To add additional cost vectors to this mess, we are paying for the ravages of climate change disasters… through the nose. Aside from the direct and visible destruction and the cost to “build and replace,” add the rising cost of electrical power (for AC) and insurance (from more natural disasters), and the pressure to contract consumer spending rises. Raising prices does not make up for policy failures. Expect seismic shifts in our overall economy. Undocumented workers have accounted for about $5T/year in economic flow. Exactly why are we so hell-bent on expelling these value creators from jobs Americans will not take and cutting a vast pool of consumers and taxpayers? Yes “taxpayers.” Economics are tough to understand, but…

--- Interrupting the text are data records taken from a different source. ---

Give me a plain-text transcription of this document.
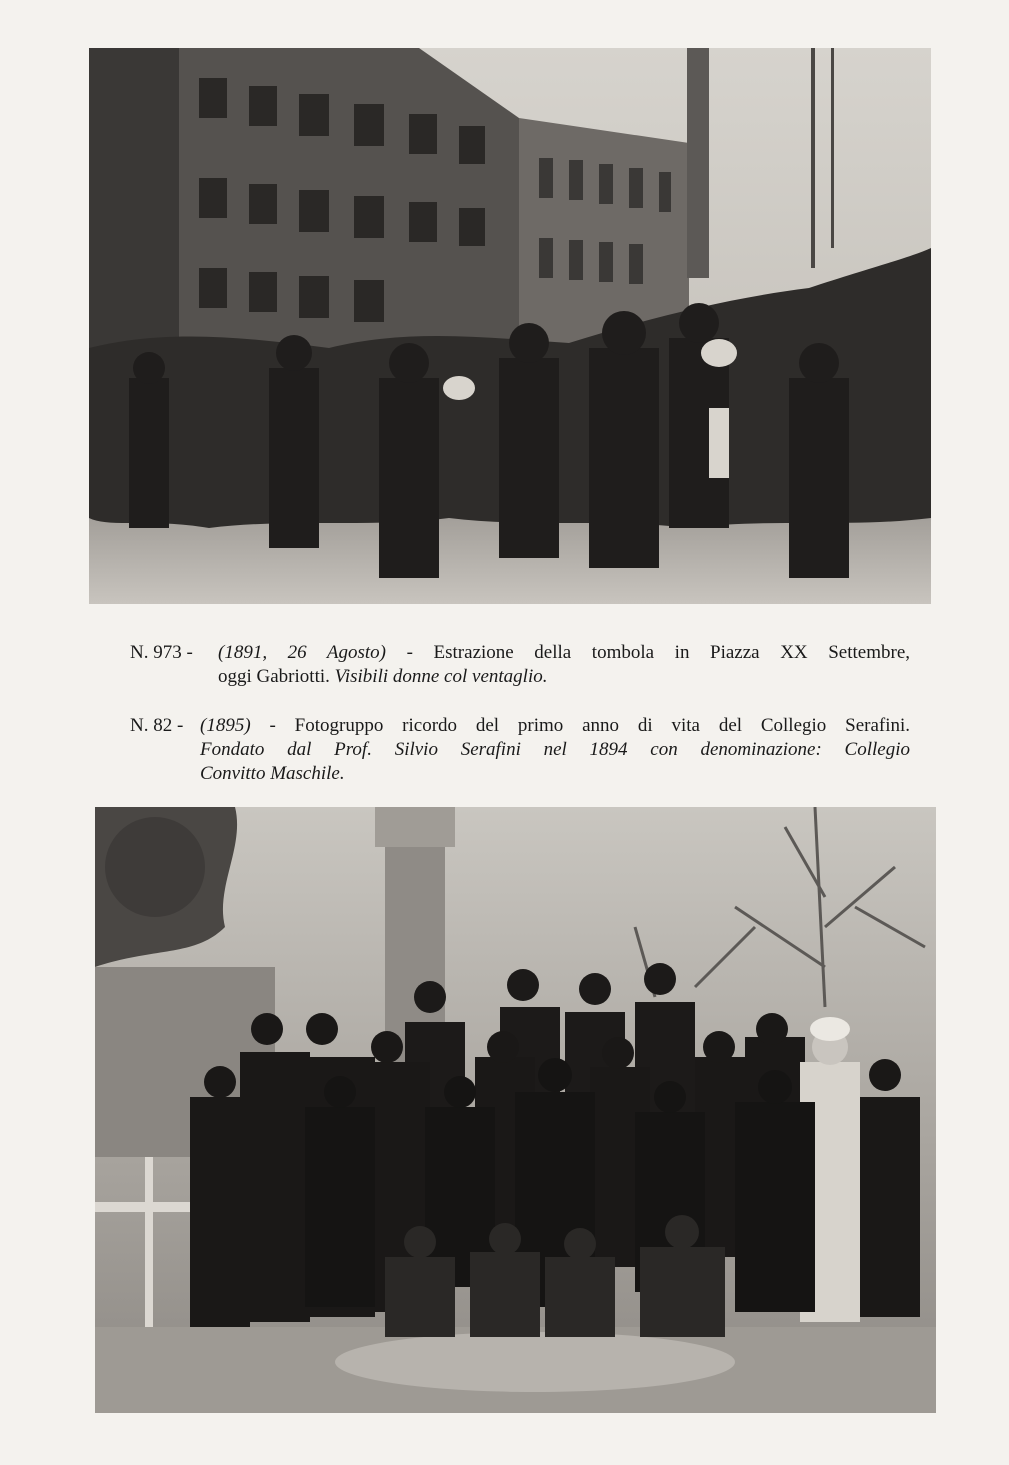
N. 973 - (1891, 26 Agosto) - Estrazione della tombola in Piazza XX Settembre,
oggi Gabriotti. Visibili donne col ventaglio.
N. 82 - (1895) - Fotogruppo ricordo del primo anno di vita del Collegio Serafini.
Fondato dal Prof. Silvio Serafini nel 1894 con denominazione: Collegio
Convitto Maschile.
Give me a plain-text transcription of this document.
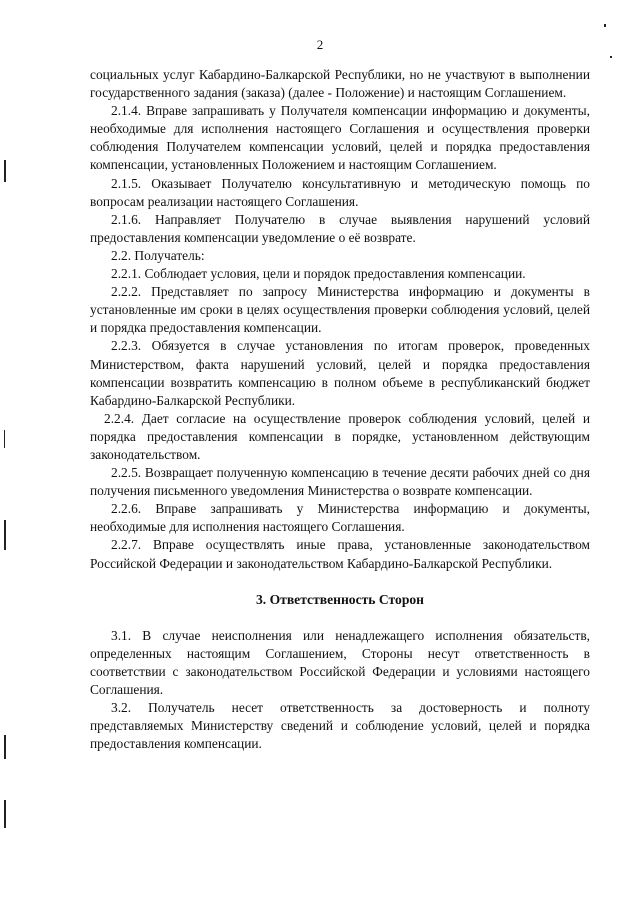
2

социальных услуг Кабардино-Балкарской Республики, но не участвуют в выполнении государственного задания (заказа) (далее - Положение) и настоящим Соглашением.

2.1.4. Вправе запрашивать у Получателя компенсации информацию и документы, необходимые для исполнения настоящего Соглашения и осуществления проверки соблюдения Получателем компенсации условий, целей и порядка предоставления компенсации, установленных Положением и настоящим Соглашением.

2.1.5. Оказывает Получателю консультативную и методическую помощь по вопросам реализации настоящего Соглашения.

2.1.6. Направляет Получателю в случае выявления нарушений условий предоставления компенсации уведомление о её возврате.

2.2. Получатель:

2.2.1. Соблюдает условия, цели и порядок предоставления компенсации.

2.2.2. Представляет по запросу Министерства информацию и документы в установленные им сроки в целях осуществления проверки соблюдения условий, целей и порядка предоставления компенсации.

2.2.3. Обязуется в случае установления по итогам проверок, проведенных Министерством, факта нарушений условий, целей и порядка предоставления компенсации возвратить компенсацию в полном объеме в республиканский бюджет Кабардино-Балкарской Республики.

2.2.4. Дает согласие на осуществление проверок соблюдения условий, целей и порядка предоставления компенсации в порядке, установленном действующим законодательством.

2.2.5. Возвращает полученную компенсацию в течение десяти рабочих дней со дня получения письменного уведомления Министерства о возврате компенсации.

2.2.6. Вправе запрашивать у Министерства информацию и документы, необходимые для исполнения настоящего Соглашения.

2.2.7. Вправе осуществлять иные права, установленные законодательством Российской Федерации и законодательством Кабардино-Балкарской Республики.

3. Ответственность Сторон

3.1. В случае неисполнения или ненадлежащего исполнения обязательств, определенных настоящим Соглашением, Стороны несут ответственность в соответствии с законодательством Российской Федерации и условиями настоящего Соглашения.

3.2. Получатель несет ответственность за достоверность и полноту представляемых Министерству сведений и соблюдение условий, целей и порядка предоставления компенсации.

Even as I present a GDP chart above – it’s the best estimating measure we have – GDP may be the worst "success metric" imaginable; the mega rich at the top are making so much money that the averages look good. So many are living in an economic/technology denial bubble, not understanding the overall reality vectors. In a contracting consumer base, the only way to make money is to take earnings away from someone else. As this contracts, growth no longer creates the escape value. When a consumer faces having to cut spending, where will the budget cuts land? Who loses? New quote: Those who do not understand economics are condemned to repeat its mistakes. Blaming political opponents for global economic realities, over which no one has simple control, may win elections… but the resulting required realpolitik to right the ship does not happen, making the problems that much worse as the horribles simply accumulate.

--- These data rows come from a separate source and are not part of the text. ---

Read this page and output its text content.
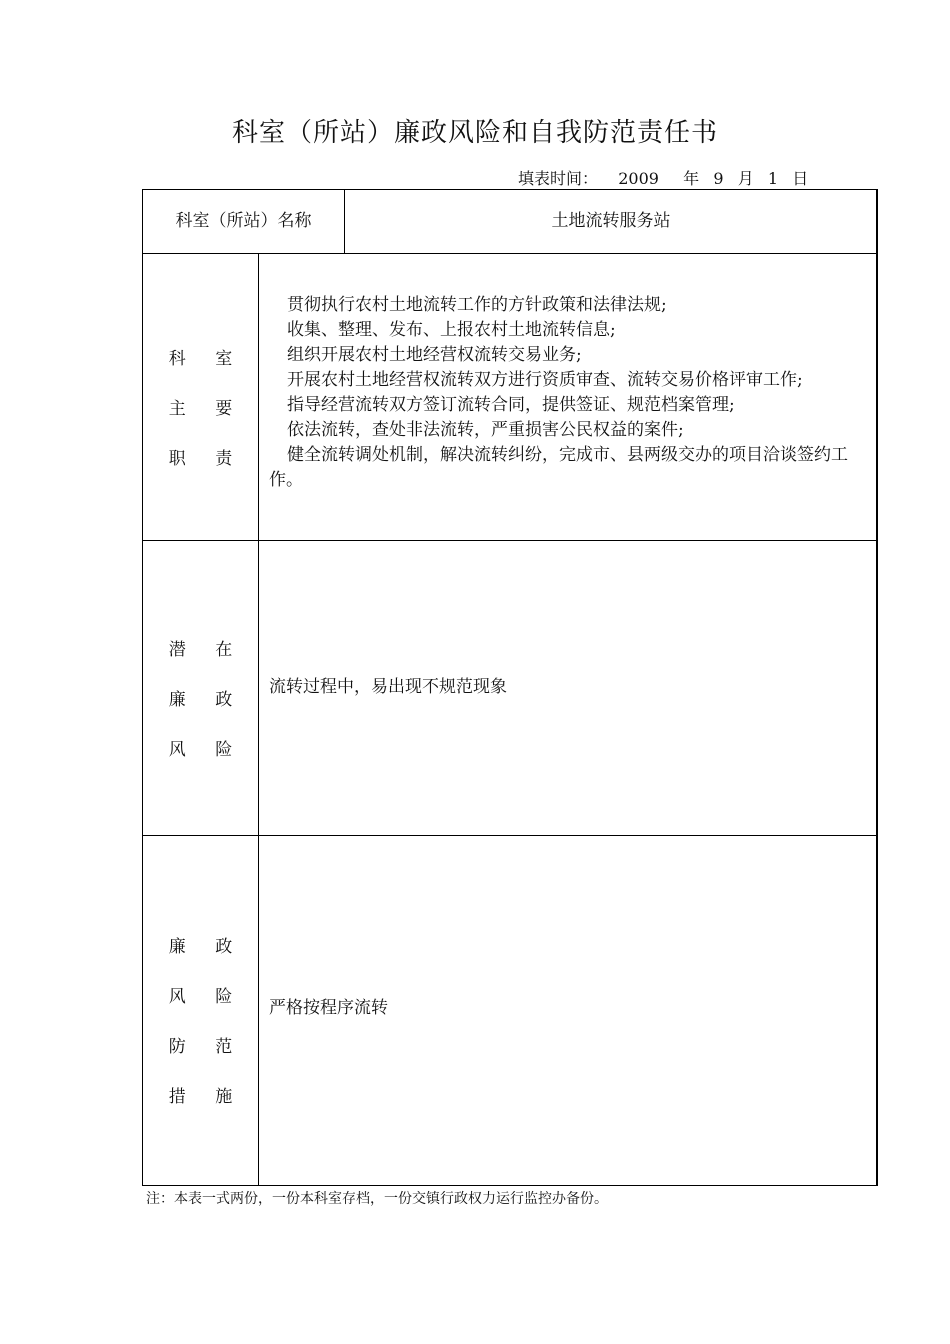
科室（所站）廉政风险和自我防范责任书
填表时间： 2009 年 9 月 1 日
科室（所站）名称	土地流转服务站
科 室
主 要
职 责

贯彻执行农村土地流转工作的方针政策和法律法规;

收集、整理、发布、上报农村土地流转信息;

组织开展农村土地经营权流转交易业务;

开展农村土地经营权流转双方进行资质审查、流转交易价格评审工作;

指导经营流转双方签订流转合同，提供签证、规范档案管理;

依法流转，查处非法流转，严重损害公民权益的案件;

健全流转调处机制，解决流转纠纷，完成市、县两级交办的项目洽谈签约工作。

潜 在
廉 政
风 险
流转过程中，易出现不规范现象
廉 政
风 险
防 范
措 施
严格按程序流转
注：本表一式两份，一份本科室存档，一份交镇行政权力运行监控办备份。
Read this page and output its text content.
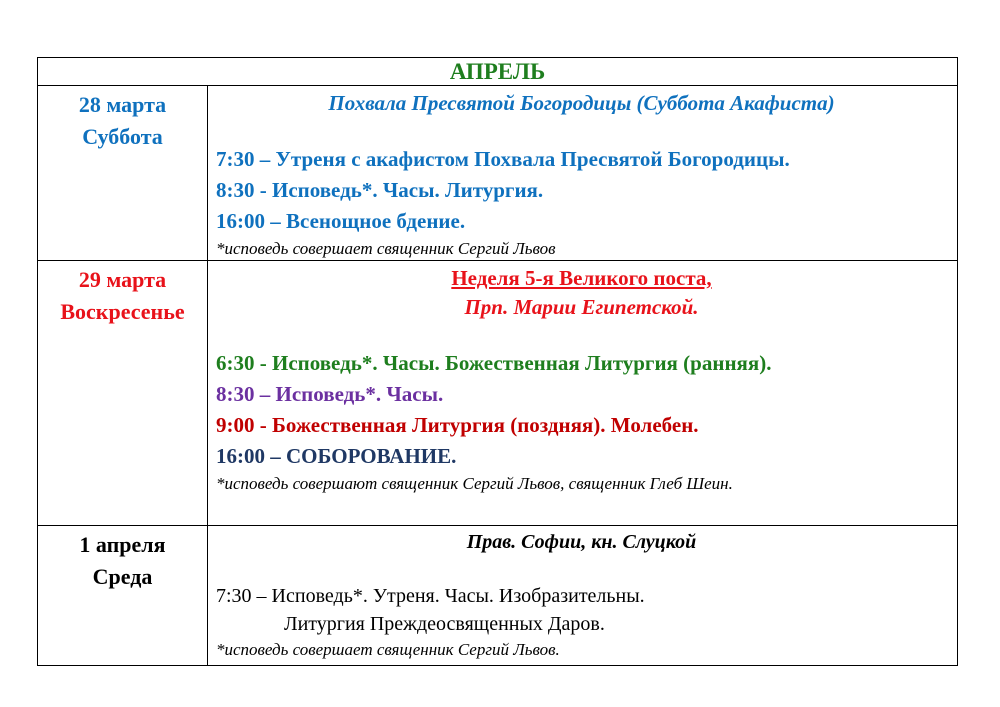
АПРЕЛЬ
28 марта
Суббота
Похвала Пресвятой Богородицы (Суббота Акафиста)
7:30 – Утреня с акафистом Похвала Пресвятой Богородицы.
8:30 - Исповедь*. Часы. Литургия.
16:00 – Всенощное бдение.
*исповедь совершает священник Сергий Львов
29 марта
Воскресенье
Неделя 5-я Великого поста,
Прп. Марии Египетской.
6:30 - Исповедь*. Часы. Божественная Литургия (ранняя).
8:30 – Исповедь*. Часы.
9:00 - Божественная Литургия (поздняя). Молебен.
16:00 – СОБОРОВАНИЕ.
*исповедь совершают священник Сергий Львов, священник Глеб Шеин.
1 апреля
Среда
Прав. Софии, кн. Слуцкой
7:30 – Исповедь*. Утреня. Часы. Изобразительны.
Литургия Преждеосвященных Даров.
*исповедь совершает священник Сергий Львов.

It’s understandable why few truly understand macroeconomics. Emotional reactions and global changes are hard to quantify even for the Federal Reserve. Writing an editorial for the October 8th Los Angeles Times, columnist Michael Hiltzik applies all this to the current election assumptions: “Long story short: Trump’s would be much worse in terms of increasing the federal debt than Harris’. According to the study issued Monday by the Committee for a Responsible Federal Budget, Harris’ policies would expand the debt by $3.5 trillion over 10 years, Trump’s by $7.5 trillion… These are eye-catching figures, to be sure. They’re also completely worthless for assessing the true economic effect of the candidates’ proposals, for several reasons.

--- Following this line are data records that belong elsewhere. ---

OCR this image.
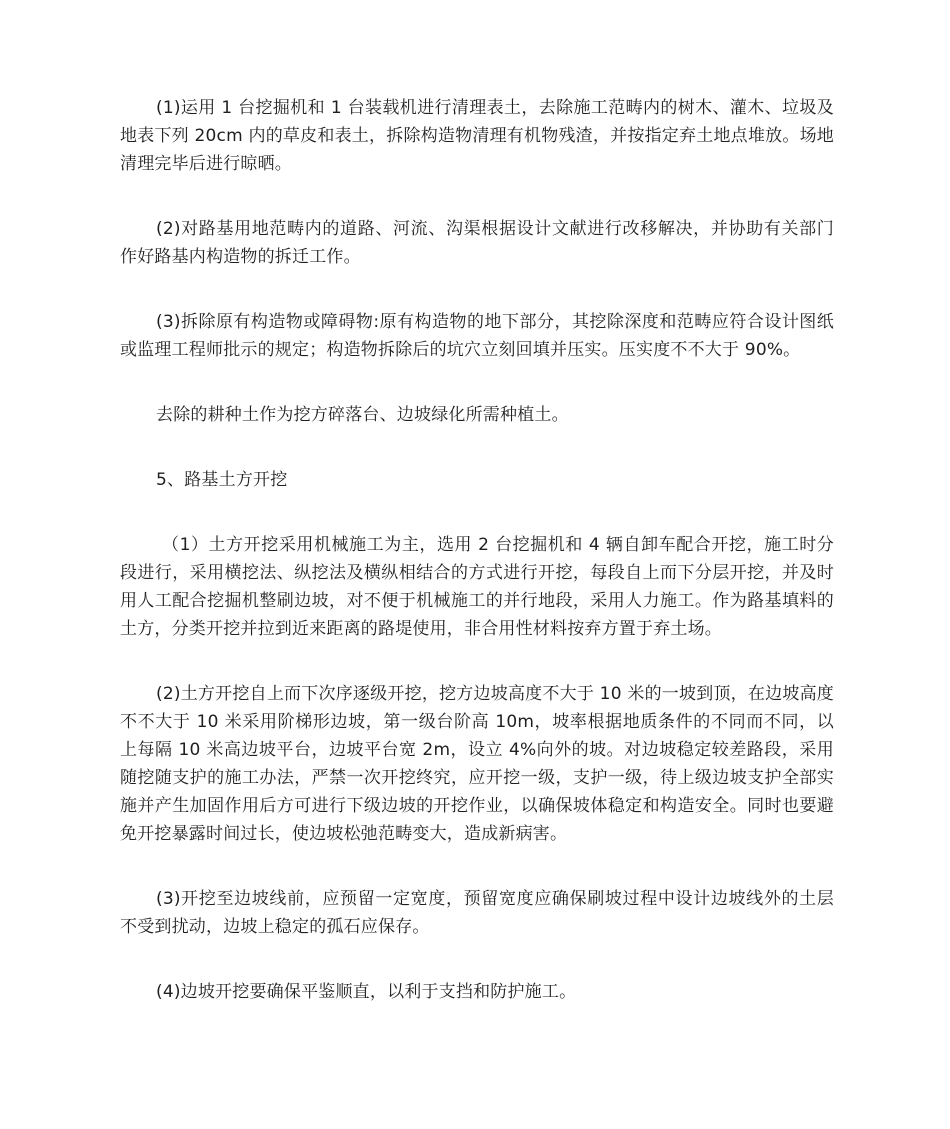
(1)运用 1 台挖掘机和 1 台装载机进行清理表土，去除施工范畴内的树木、灌木、垃圾及地表下列 20cm 内的草皮和表土，拆除构造物清理有机物残渣，并按指定弃土地点堆放。场地清理完毕后进行晾晒。

(2)对路基用地范畴内的道路、河流、沟渠根据设计文献进行改移解决，并协助有关部门作好路基内构造物的拆迁工作。

(3)拆除原有构造物或障碍物:原有构造物的地下部分，其挖除深度和范畴应符合设计图纸或监理工程师批示的规定；构造物拆除后的坑穴立刻回填并压实。压实度不不大于 90%。

去除的耕种土作为挖方碎落台、边坡绿化所需种植土。

5、路基土方开挖

（1）土方开挖采用机械施工为主，选用 2 台挖掘机和 4 辆自卸车配合开挖，施工时分段进行，采用横挖法、纵挖法及横纵相结合的方式进行开挖，每段自上而下分层开挖，并及时用人工配合挖掘机整刷边坡，对不便于机械施工的并行地段，采用人力施工。作为路基填料的土方，分类开挖并拉到近来距离的路堤使用，非合用性材料按弃方置于弃土场。

(2)土方开挖自上而下次序逐级开挖，挖方边坡高度不大于 10 米的一坡到顶，在边坡高度不不大于 10 米采用阶梯形边坡，第一级台阶高 10m，坡率根据地质条件的不同而不同，以上每隔 10 米高边坡平台，边坡平台宽 2m，设立 4%向外的坡。对边坡稳定较差路段，采用随挖随支护的施工办法，严禁一次开挖终究，应开挖一级，支护一级，待上级边坡支护全部实施并产生加固作用后方可进行下级边坡的开挖作业，以确保坡体稳定和构造安全。同时也要避免开挖暴露时间过长，使边坡松弛范畴变大，造成新病害。

(3)开挖至边坡线前，应预留一定宽度，预留宽度应确保刷坡过程中设计边坡线外的土层不受到扰动，边坡上稳定的孤石应保存。

(4)边坡开挖要确保平鉴顺直，以利于支挡和防护施工。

“The disappearance of migrant workers...dries up local demand at grocery stories, leasing offices, and other nontraded services. The resulting blow to demand for all workers overwhelms the reduction in supply of foreign workers.

“One is the committee’s single-minded, indeed simple-minded, focus on the direct effect of the proposals on the federal deficit and national debt. That’s not surprising, because (as I’ve reported in the past) the CRFB was created to be a deficit scold, funded by the late hedge-fund billionaire Peter G. ‘Pete’ Peterson… For instance, the CRFB has been a consistent voice, as was Peterson, in campaigns to cut Social Security and Medicare benefits on the preposterous grounds that the U.S., the richest country on Earth, can’t afford the expense. (Peterson’s foundation still provides a significant portion of the committee’s budget.)”

But Americans love simple solutions to complex problems with catchy but profoundly misleading phrases, often based on totally false “alternative facts” and appealing “theories.” For example, the GOP “axiom” over supply-side, trickle-down economics – the “justification” given by the rich as to why they should have lower taxes – has NEVER worked. The rich do not take tax cuts and create lots of new, high paying jobs. They never have… and that’s clearly not how they got rich. Let me rephrase the common statement about that. “A rising tide floats all yachts.”

I’m Peter Dekom, and hard facts, from climate change to dollars-and-sense reality, can neither be wished or legislated away, regardless of repetition, passion or loud voices to the contrary.